The British government claims that it has had a “weed” pass on the VTA and is focusing its efforts on regulating using tobacco instead. This isn’t entirely true, however. As smoking cigarettes is now classed as a criminal offence, the federal government can apply tougher laws and regulations to those that still smoke, including vapourisers. This means that the VTA is largely a marketing stunt, with the British government probably hoping that other countries will follow suit and curb vaporizing cigarettes to be able to bring in more foreign tourism.

The analysis published in the British Medical Journal claims to have evidence that shows that e-cigs contain up to five times more tar than cigarettes. This seems like an especially frightening figure, since all but two of the world’s largest countries have laws against selling tobacco products which contain any tobacco at all. It also means that the volume of individuals who are estimated to be using vaporisers each year is growing exponentially. As you may well know, a lot of people have trouble with nicotine withdrawal symptoms. If there were only five times more tar in the common e-cigarette, then that would be worrying, however the study published in the British Medical Journal suggests that there’s a lot more that should be worried about when it comes to vaporising cigarettes.

The study viewed both children, and adults, and found that long-term users of electronic cigarettes had higher incidences of chronic bronchitis and asthma. They also had significantly increased likelihood of having a stroke. While the authors don’t think that this was caused solely by the electronic cigarettes, they believe that the combination of increased tar and nicotine can be a cause. The outcomes are inconclusive, but the authors state that more research is needed.

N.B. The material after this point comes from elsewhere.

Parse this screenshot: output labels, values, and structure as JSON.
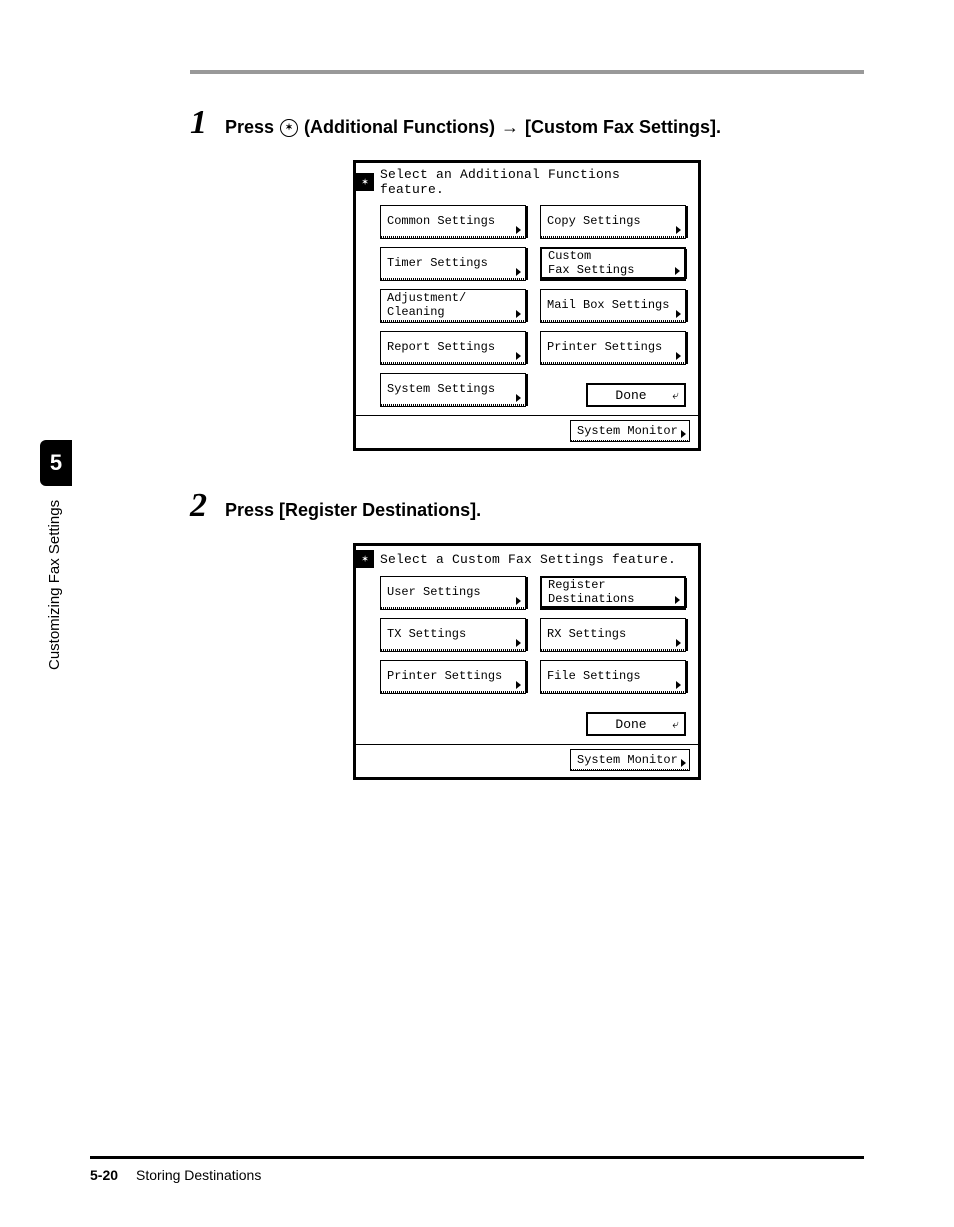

The next paper published today talks about the next of the smoking tobacco dangers: youth smoking prevalence. This time the focus is on the long-term ramifications of e-cigarettes on adolescent smoking prevalence. As we’ve known for some time now, you can find significant links between long-term usage of any tobacco product, including cigarettes, and youth smoking prevalence. The study compared the rates of adolescent smoking prevalence prior to the availability of electronic cigarettes and the rates of adult smoking prevalence and found quite strong evidence that e-cigarette use was a contributing factor.

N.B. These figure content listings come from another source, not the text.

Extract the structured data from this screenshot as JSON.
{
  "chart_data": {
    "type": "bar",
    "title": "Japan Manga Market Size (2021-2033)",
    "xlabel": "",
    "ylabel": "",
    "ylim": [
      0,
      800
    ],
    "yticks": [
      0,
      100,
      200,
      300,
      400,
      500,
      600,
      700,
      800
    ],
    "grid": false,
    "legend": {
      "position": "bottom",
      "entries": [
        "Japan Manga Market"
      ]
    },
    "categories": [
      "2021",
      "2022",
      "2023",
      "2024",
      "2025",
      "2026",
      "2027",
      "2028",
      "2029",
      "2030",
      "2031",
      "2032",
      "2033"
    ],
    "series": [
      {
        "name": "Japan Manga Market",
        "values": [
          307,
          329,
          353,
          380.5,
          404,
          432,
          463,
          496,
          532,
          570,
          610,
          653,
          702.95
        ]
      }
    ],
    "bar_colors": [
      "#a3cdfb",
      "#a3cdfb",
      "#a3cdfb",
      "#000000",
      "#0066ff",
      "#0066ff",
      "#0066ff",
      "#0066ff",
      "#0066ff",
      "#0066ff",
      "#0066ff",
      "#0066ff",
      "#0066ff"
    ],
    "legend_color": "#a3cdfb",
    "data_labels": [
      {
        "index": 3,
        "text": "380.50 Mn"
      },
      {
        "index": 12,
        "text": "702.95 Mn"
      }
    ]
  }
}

When considering the second major danger that’s associated with vapourising cigarettes, the researchers found one more cause to be concerned. That danger is the potential vapinger.com short-term unwanted effects of long-term use. The consequences on brain development are particularly worrying, as the brains of teenagers and children are still developing, and may not have the ability to fully process all the toxins contained in the e-arette smoke. The short-term effects of smoking on brain development can range from increased attention problems, to loss of memory, to increased moodiness.

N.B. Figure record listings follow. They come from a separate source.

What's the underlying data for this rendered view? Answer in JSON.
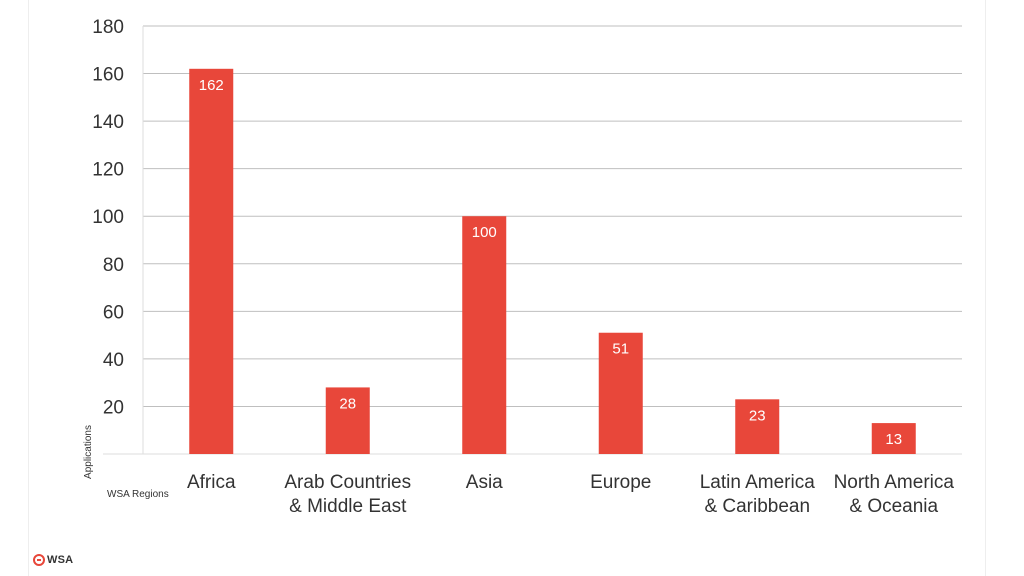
{
  "colors": {
    "bar": "#e8473a",
    "grid": "#bfbfbf",
    "text": "#333333",
    "brand": "#e8473a"
  },
  "logo": {
    "text": "WSA",
    "icon": "wsa-logo-icon"
  },
  "chart_data": {
    "type": "bar",
    "title": "",
    "xlabel": "WSA Regions",
    "ylabel": "Applications",
    "ylim": [
      0,
      180
    ],
    "yticks": [
      20,
      40,
      60,
      80,
      100,
      120,
      140,
      160,
      180
    ],
    "grid": true,
    "legend": "none",
    "categories": [
      [
        "Africa"
      ],
      [
        "Arab Countries",
        "& Middle East"
      ],
      [
        "Asia"
      ],
      [
        "Europe"
      ],
      [
        "Latin America",
        "& Caribbean"
      ],
      [
        "North America",
        "& Oceania"
      ]
    ],
    "values": [
      162,
      28,
      100,
      51,
      23,
      13
    ]
  }
}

While all these risks may seem worrying, one area that is not usually considered is that of teenage lung injury. E-smoking is really a leading cause of chronic bronchitis, the leading reason behind childhood asthma. Among those using e-cigarettes regularly, the risk to getting chronic bronchitis is significantly increased. Although it’s not known why, the consensus seems to indicate the point that e-cigarette use escalates the rate of airflow through the airways, which in turn increases the likelihood of trapping airborne irritants and pathogens in the lungs. The long-term consequences of the sort of lung injury are unknown, but e-cigarettes might turn out to be an important cause of chronic bronchitis later on.